Township in Ohio, US

Salem Township is one of the twelve townships of Champaign County, Ohio, United States. The 2020 census reported 2,488 people living in the township.

==Geography==
Located in the northern part of the county, it borders the following townships:
- Liberty Township, Logan County - north
- Monroe Township, Logan County - northeast
- Wayne Township - east
- Union Township - southeast
- Urbana Township - south
- Mad River Township - southwest corner
- Concord Township - west
- Harrison Township - northwest

A small part of the city of Urbana, the county seat of Champaign County, is located in the southern part of the township, and the unincorporated community of Kennard lies in the township's east. The Ohio Caverns are located in the northeastern part of the township, near the Logan County line.

==Name and history==
It is one of fourteen Salem Townships statewide.

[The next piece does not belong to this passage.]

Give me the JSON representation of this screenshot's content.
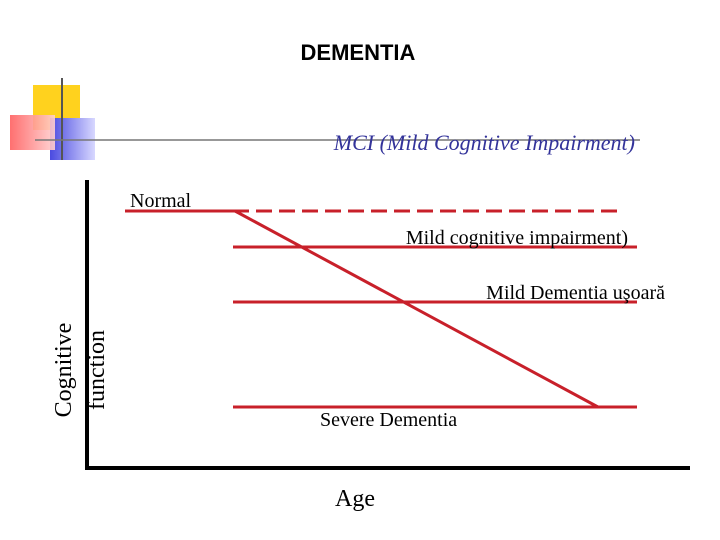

Salem Township was established in 1805 as one of the first townships in Champaign County.

A historic site in the township is Mount Tabor Methodist Episcopal Church. Built in 1881, it is listed on the National Register of Historic Places.

==Government==
The township is governed by a three-member board of trustees, who are elected in November of odd-numbered years to a four-year term beginning on the following January 1. Two are elected in the year after the presidential election and one is elected in the year before it. There is also an elected township fiscal officer, who serves a four-year term beginning on April 1 of the year after the election, which is held in November of the year before the presidential election. Vacancies in the fiscal officership or on the board of trustees are filled by the remaining trustees.

==Education==
West Liberty-Salem High School is located in Salem Township.